As Missouri Senate Race Goes to the Dogs, Akin’s Radical Anti-Choice Past, Links to Militia Groups Surface
Will Akin's ties to radical anti-choice extremists be the final blow to his campaign?
Missouri Congressman Todd Akin has been concerned that incumbent Senator Claire McCaskill hasn’t “acted as ladylike” as she had in her previous senate race. Yet Akin recently compared his rival to a dog, saying she “goes to Washington, D.C., and it’s a little bit like one of those dogs, you know ‘fetch’…She goes to Washington, D.C., and get all of these taxes and red tape and bureaucracy and executive orders and agencies and she brings all of this stuff and dumps it on us in Missouri,” then reiterated the message through a staffer who called her a “bullshitsu.”
One pundit is calling his recent sexist statements performance art, rather than political campaign. Alexandra Petri at the Washington Post calls him, “The oblivious man who keeps on saying rude, ill-advised things, even in the heat of a balance-changing race — surely this was some kind of strange joke!”
Joke or not, it definitely has become a distraction that is overtaking the media narrative. But maybe that’s exactly what the Akin campaign wants in the final weeks of the election. Otherwise, people may be more inclined to notice the news about his radical anti-abortion past.
Earlier in the campaign, news came out that Akin had once been arrested demonstrating outside of an abortion provider, and that he still kept in contact with his old anti-choice jail buddies. When asked for more details, Akin was vague, and the campaign promised to release information down the road. That never happened.
Now, Right Wing Watch had looked into the records and has pinned Akin as being at a “Mother’s Day” protest in 1987, organized by “Pro-Life Direct Action League,” a group that then reorganized into “Whole Life Ministries.”
[Whole Life Ministries leader Tim] Dreste shared a jail cell with [Operation Rescue’s Randall] Terry in September 1988 and returned to St. Louis under orders to break with the Catholic-dominated Pro-Life Direct Action League. Just one month later, Akin appeared at an event for Dreste’s new group, Whole Life Ministries.The Post-Dispatch reported on October 29, 1988 that Akin, who was elected days later to public office, “spoke to about 35 anti-abortion activists” planning to block clinic doors the next day.
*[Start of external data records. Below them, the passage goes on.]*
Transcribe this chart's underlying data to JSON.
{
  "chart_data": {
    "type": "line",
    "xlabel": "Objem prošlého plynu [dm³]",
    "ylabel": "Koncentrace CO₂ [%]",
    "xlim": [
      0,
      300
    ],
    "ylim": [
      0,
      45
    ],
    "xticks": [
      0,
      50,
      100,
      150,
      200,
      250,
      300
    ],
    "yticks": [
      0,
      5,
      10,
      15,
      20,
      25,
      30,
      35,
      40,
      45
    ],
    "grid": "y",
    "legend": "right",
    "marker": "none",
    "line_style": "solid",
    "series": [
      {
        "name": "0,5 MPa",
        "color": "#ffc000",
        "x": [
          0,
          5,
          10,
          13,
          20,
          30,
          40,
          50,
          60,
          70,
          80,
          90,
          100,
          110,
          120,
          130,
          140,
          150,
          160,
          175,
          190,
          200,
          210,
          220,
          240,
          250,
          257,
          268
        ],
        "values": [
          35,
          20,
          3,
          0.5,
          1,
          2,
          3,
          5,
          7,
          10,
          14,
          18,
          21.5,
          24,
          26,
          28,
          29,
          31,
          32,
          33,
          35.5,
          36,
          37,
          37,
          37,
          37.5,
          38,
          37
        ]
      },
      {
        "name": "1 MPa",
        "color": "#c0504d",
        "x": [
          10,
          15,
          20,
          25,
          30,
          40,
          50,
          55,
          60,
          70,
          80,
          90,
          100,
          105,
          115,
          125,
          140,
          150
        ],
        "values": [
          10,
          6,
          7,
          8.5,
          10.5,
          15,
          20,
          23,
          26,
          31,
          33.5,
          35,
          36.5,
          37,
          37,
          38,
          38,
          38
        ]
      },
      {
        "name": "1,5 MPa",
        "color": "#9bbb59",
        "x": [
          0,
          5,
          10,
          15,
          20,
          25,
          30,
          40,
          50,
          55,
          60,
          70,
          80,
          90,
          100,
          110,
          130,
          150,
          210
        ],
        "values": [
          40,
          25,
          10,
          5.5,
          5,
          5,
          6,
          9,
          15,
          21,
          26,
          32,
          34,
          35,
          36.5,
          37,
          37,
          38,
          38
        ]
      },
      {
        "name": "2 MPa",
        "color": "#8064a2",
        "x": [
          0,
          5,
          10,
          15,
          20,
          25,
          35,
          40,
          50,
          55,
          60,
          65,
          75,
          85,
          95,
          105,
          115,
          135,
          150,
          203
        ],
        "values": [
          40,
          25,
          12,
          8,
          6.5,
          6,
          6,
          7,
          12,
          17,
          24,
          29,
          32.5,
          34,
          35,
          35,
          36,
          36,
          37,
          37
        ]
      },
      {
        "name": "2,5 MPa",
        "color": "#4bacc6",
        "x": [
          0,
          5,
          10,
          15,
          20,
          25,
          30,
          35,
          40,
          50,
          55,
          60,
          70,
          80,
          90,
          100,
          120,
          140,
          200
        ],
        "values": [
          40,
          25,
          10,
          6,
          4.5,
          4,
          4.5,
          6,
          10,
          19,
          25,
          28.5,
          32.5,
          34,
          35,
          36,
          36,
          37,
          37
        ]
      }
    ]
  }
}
He said, “As far as I am concerned, you are the freedom fighters of America.” “My hat is off to you,” he continued.The article identified Dreste as director of Whole Life Ministries, “a new anti-abortion group in St. Louis.” “We’re going to tell her we’re not going to allow her to kill her baby,” he said. Dreste made clear that protesters would block the clinic doors and refuse police orders to move. “We will tell (police) we will obey God’s law before we obey man’s law.” Sound familiar?
Right Wing Watch promises even more information about Akin’s radical anti-choice group ties, but it’s Salon that gives the rest of the story, including Akin’s involvement with a local militia group as well as an ongoing relationship with Dreste, who eventually was convicted for threatening providers.
Here’s the coda on Dreste: In 1988 he was convicted in federal court for inciting violence against abortion doctors throughout the 1980s and 1990s, which were deemed “true threats” not protected by First Amendment. “It was a federal trial watched around the country,” the Riverfront Times noted in a lengthy profile of the activist from 1999. Dreste and his compatriots were not charged in any of the 40 clinic bombings or seven murders that took place in the U.S. between 1983 and 1999, some of which they were suspected of being involved in, but rather of invoking violence via their websites and other publications under a novel use of federal racketeering laws. “I find that each defendant acted with specific intent and malice in a blatant and illegal communication of true threats to kill, assault or do bodily harm to each of the plaintiffs and with the specific intent to interfere with or intimidate the plaintiffs from engaging in legal medical practices and procedures,” U.S. District Judge court judge Robert E. Jones wrote in his ruling.
With so many ties to violent radical rightwing groups coming to the surface (some of which appear to not even be fully severed) is it any wonder that Akin is instead embracing a literal “dog and pony” show as a distraction technique?